真・三國無双 ORIGINS
『真・三國無双 ORIGINS』(しん・さんごくむそう オリジンズ)は、コーエーテクモゲームスより2025年1月17日に発売されたSteam、PlayStation 5、Xbox Series X/S専用のアクションゲームである。ジャンルはタクティカルアクション。コンセプトに原点回帰を掲げている。 開発は『真・三國無双5』まで真・三國無双シリーズに携わっていた庄知彦をプロデューサーとするチームで行われた。従来作のように三国志の武将を操作するのではなく、オリジナルの主人公を操作するように変更された。「大陸地図」をフィールドとして人物や施設を訪れたり、戦場に赴いてバトルを始めるといった形になっている。 ストーリー展開は黄巾の乱から赤壁の戦いまでを舞台とし、記憶喪失の武芸者である主人公の視点で物語が進む。中盤で曹操、劉備、孫堅から仕官先を選びストーリーが分岐する。 発売から約一か月で全世界累計出荷本数が100万本を突破している。 タイトル本作のタイトルは、「原点回帰」というコンセプトに由来する。ORIGINSは起源という意味があり、シリーズの起源に回帰する、三国志の起源から丁寧に描くといった意味がこめられている。
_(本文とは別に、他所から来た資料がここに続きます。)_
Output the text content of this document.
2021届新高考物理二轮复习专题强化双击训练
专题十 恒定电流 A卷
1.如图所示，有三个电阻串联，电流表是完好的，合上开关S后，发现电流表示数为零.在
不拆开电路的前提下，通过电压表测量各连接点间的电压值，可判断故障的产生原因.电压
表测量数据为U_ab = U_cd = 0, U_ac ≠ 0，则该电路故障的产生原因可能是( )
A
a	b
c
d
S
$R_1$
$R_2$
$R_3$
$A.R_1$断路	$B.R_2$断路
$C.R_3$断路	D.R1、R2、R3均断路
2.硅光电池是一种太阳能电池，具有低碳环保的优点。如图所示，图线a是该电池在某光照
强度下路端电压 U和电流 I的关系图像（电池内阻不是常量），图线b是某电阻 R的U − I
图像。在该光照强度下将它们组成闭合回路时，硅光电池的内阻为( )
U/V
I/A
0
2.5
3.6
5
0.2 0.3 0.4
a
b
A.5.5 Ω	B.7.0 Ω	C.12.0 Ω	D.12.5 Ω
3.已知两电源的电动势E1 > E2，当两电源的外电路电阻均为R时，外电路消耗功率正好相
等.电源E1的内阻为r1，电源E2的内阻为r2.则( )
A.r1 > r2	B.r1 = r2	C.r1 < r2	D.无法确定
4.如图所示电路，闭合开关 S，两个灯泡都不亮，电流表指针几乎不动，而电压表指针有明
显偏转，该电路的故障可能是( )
タイトルが決まったのは開発終盤の2024年に入ってからで、今までの真・三國無双シリーズとは大きく作風が変わったためナンバリングをつけないこととした。ナンバリングを付けるかどうかは社内でも大きく議論となったという[2]。 ゲーム内容大陸地図本作のフィールドは広大な中国大陸を基にしている。物語を進める「合戦」、重要なアイテムが手に入る「任務」、育成用の小規模ステージの「突発戦」が発生する[3]。街では武器の購入や宿屋での宝玉の生成などができる[4]。大陸地図上に散らばるアイテムを集める収集要素もある[5]。地図上を移動していると情勢や都市の情報などの噂が聞こえてくるようになっており、物語の進行に合わせて噂の内容も変わっていく[4]。無双武将が出現することもあり、「依頼」や「修練」といったミッションを受けてそれを達成することで好感度が上昇、好感度に応じて武将それぞれ固有の絆イベントを見ることができる[6]。 強化要素戦闘での活躍などで武功を獲得でき、それを消費してスキルを解放していく。武器の習熟度によって上がっていく境地レベルを一定数まで上げると新たなスキルツリーが解放されていく[5]。 装備は武器の他に特殊な効果を持つ装飾品や宝玉が存在する。装飾品は任務の報酬、宝玉は探索で手に入る輝石を消費することで手に入る[5]。 戦闘システムアクション面では□ボタンで通常攻撃、△ボタンで強い攻撃という従来のシリーズの操作を踏襲している[2]。 攻撃を繰り返すと「闘気」がたまりそれを使用することで武器に応じた強力な技「武芸」を使用することができる。ガードや回避も可能で、敵の攻撃のタイミングに合わせてガードすることで「弾き返し」が発動し隙を作ることができる[7]。 敵武将は「外功」をまとっており、武芸や弾き返しなどを使用して外功を削りきることで強力な攻撃である「収撃」を使用できるようになる[7]。オレンジ色のエフェクトがある攻撃はガードで防ぐことができないが、武芸の中の「発剄」を当てることを敵の体制を大きく崩し外功を削ることができる[8]。 武器主人公は剣、槍、手甲、飛圏、朴刀、棍、双戟、矛、偃月刀の9種類の武器を使用でき、それぞれの武器に特殊なアクションが用意され差別化されている[9]。ゲーム開始時に使用できる武器は剣のみで、戦場でのドロップなどで使える武器が増えていく。各武器には「習熟度」が存在し使い込んでいくと新たな武芸の習得などの恩恵がある[10]。クリア後の2週目からは「方天画戟」が使用できるようになる[11]。 護衛兵本作は過去作に存在した護衛兵システムが復活している。護衛兵に「戦法」を指示することで突撃や矢での攻撃などを行わせることができる。戦法は十数種類を取得できその中から3つを選ぶ形式となっている[12]。「任務」を達成することで護衛兵の人数や使用できる戦法を増やすことができる[10]。 随行武将主人公の相棒として行動を共にしてくれる武将で各勢力3人ずつ存在する。特定のゲージを消費することで一時的に操作を交代することができる[5]。随行武将は圧倒的な強さを体感できるように調整されている[12]。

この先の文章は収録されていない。